Ce marché a été divisé en trois lots pouvant être attribués séparément ou par groupe de lots et le cas échéant intégralement à un attributaire ;
Notons tout de suite que le montant de chacun des lots est somme toute limité ou modeste
Lot 1… mini 48 000 € maxi 72 000 €
Lot 2… 55 à XXX
Lot 3… 83 à XXX €
— Il est important de noter que la SARL Y Z a déposé le 7 novembre 2003 sa
candidature et son offre (pièce 11 req.)
— Le 19 décembre 2003 la CAOffres ouvre les premières enveloppes et retient trois candidatures… elle exclut trois candidats dont Y Z… au motif de « références insuffisantes et moyens proposés pour exécuter cette prestation insuffisants »
— Le 3 mars 2004 le conseil municipal délibère pour autoriser le maire à signer les lots des marchés avec les entreprises retenues ( provisoirement !!) par la CAO ( lot 1 Espace Clauzel, lot XXX (cf pièce 1 en annexe au mémoire en défense)
— Le 24 mars 2004 Y Z est alors seulement informée du rejet de sa candidature !!
— Le 29 mars elle en demande les motifs
— Le 9 avril la mairie l’en informe
— Le 7 juin elle demande qu’on lui envoie les justificatifs… à savoir : le tableau d’analyses des candidatures, le tableau récapitulatif du jugement de toutes les candidatures et le procès verbal de la commission d’appel d’offres ( NBsans préciser si c’est celui de la 1er ou des deux enveloppes)
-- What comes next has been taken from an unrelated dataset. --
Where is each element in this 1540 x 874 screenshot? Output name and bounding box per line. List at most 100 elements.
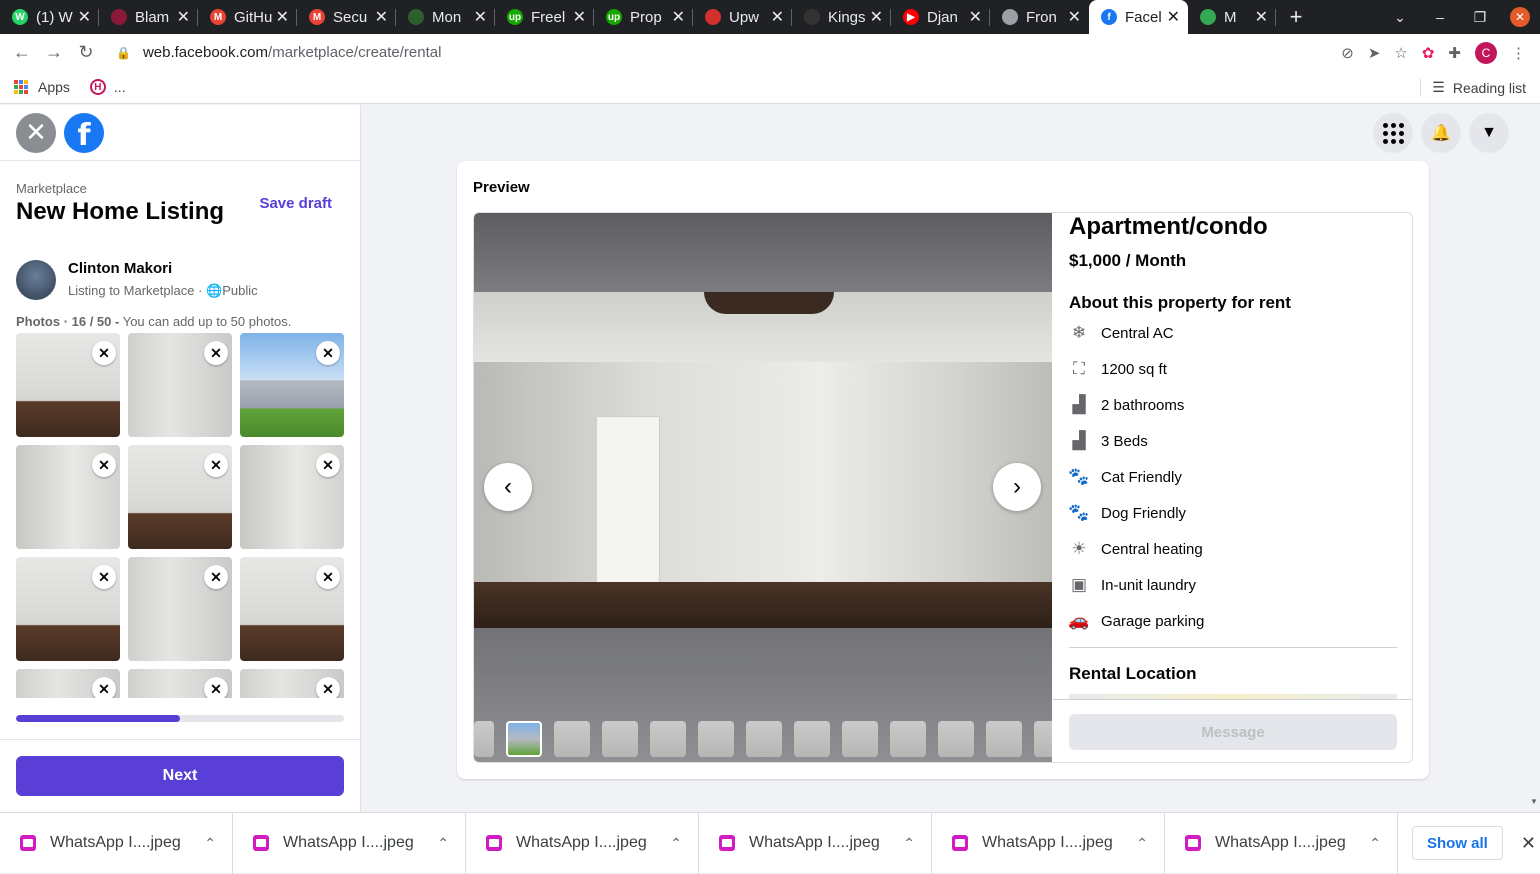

— Le 7 juillet la mairie lui communique le rapport ayant servi à la délibération du 3 mars 2004… mais lui indique que le PV de la CAO n’est pas communicable
— Le 12 juillet Y Z réitère sa demande
— Le 23 juillet la ville lui répond en lui adressant le procès verbal de la CAO du 19 décembre 2003 relative à l’ouverture des premières enveloppes et lui indique « qu’à ce stade de la procédure il n’y a pas eu de rapport d’analyse des candidatures ni de tableau récapitulatif du jugement de toutes les candidatures »…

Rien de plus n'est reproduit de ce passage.